Customers of Ella’s Bubbles frequently ask if Medicaid will pay for a walk-in bathtub. Committed to excellent customer service, Ella’s Bubbles seeks to provide consumers with accurate information about all the avenues of financial assistance available for the acquisition of a world-class therapeutic tub.
Although Medicare expanded supplemental benefits in 2018, Medicaid is still the more likely of the two programs to cover the costs of purchasing and installing a walk-in bathtub. Financial assistance, however, is by no means guaranteed.
Medicaid is fundamentally different from Medicare. While Medicare Part A and Part B are single programs administered by the Federal Government, Medicaid is managed on the state level. Furthermore, each state has multiple Medicaid programs. There are literally hundreds of Medicaid programs out there, each with its own set of rules.
Which programs you are eligible for depends on your state of residence and a number of other factors. For example, under the umbrella of Medi-Cal (California’s Medicaid brand) are separate programs for infants, pregnant women, assisted living, and nursing home care, none of which offer assistance in purchasing walk-in bathtubs.
Broadly speaking, Medicaid’s offers financial assistance for “durable medical equipment.” Unfortunately, walk-in tubs — termed “low-threshold showers” under program rules — are not usually recognized as durable medical equipment. The language is vague to allow for new technology, but the burden of interpretation is in the hands of Medicaid administrators. Historically, walk-in tubs have not usually made the cut.

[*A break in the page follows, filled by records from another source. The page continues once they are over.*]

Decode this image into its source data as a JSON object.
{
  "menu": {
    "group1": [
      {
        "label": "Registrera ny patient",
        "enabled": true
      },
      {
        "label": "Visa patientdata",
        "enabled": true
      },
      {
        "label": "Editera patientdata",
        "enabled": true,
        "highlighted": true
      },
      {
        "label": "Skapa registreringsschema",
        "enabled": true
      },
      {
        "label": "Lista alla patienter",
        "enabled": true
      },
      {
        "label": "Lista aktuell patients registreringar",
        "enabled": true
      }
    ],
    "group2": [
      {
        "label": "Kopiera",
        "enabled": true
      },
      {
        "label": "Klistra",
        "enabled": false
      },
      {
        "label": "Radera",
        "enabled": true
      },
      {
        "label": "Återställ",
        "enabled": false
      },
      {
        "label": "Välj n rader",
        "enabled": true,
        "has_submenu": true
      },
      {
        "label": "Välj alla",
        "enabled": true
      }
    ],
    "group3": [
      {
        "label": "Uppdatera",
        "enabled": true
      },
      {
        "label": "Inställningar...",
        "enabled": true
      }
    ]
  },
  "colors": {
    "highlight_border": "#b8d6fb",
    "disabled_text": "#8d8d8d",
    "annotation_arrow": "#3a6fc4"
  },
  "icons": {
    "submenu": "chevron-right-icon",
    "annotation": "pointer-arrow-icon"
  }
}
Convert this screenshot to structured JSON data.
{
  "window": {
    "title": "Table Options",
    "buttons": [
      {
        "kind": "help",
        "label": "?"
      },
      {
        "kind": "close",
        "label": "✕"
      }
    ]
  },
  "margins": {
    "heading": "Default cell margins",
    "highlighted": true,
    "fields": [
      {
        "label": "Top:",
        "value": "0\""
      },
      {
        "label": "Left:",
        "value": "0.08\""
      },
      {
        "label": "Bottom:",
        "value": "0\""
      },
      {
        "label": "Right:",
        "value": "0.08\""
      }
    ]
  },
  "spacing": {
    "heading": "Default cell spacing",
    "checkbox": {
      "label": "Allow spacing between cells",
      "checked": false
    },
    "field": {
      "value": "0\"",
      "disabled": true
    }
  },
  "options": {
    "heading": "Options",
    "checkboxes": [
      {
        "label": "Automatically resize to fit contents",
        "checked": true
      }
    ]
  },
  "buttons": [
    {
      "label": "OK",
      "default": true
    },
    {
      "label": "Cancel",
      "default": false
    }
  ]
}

Medicaid does have a mandate for “environmental accessibility modifications,” however. A low-threshold shower may qualify under these terms. To have a chance of approval, you will need a diagnosis from a doctor, accompanied by a prescription, that advises soaking in a walk-in bathtub as a necessary treatment for that diagnosed condition.
Not every Medicaid program is created equal, and some are more likely to help than others. Twenty-seven states feature a Community Transitions program sponsored by Medicaid, including Arizona, California, and Montana. These programs help senior citizens transition from nursing homes to private homes. A walk-in bathtub may well be covered if it proved to aid the recipient’s transition to independent living by reducing the risk of injury.
If your state does not have a Community Transitions program, Medicaid may still have sources of assistance to consider. Each state has different waivers for Home and Community Based Services (HCBS). The Elderly, Blind, and Disabled Persons Waiver offered by Colorado will pay for environmental accessibility modifications, including “specialized medical equipment.” Qualifying for a waiver like this one could make it much easier to get financial assistance from Medicaid for the purchase of a walk-in bathtub.
A list of applicable waivers can be found at this website: https://www.payingforseniorcare.com/
Even with favorable programs and waivers on your side, it is important to look before you leap. Financial assistance is not guaranteed for a purchase like this. Your claim could be rejected, reimbursement denied. Before your purchase, review the policies that apply to your jurisdiction and consider reaching out to the provider for clarification if you have any questions.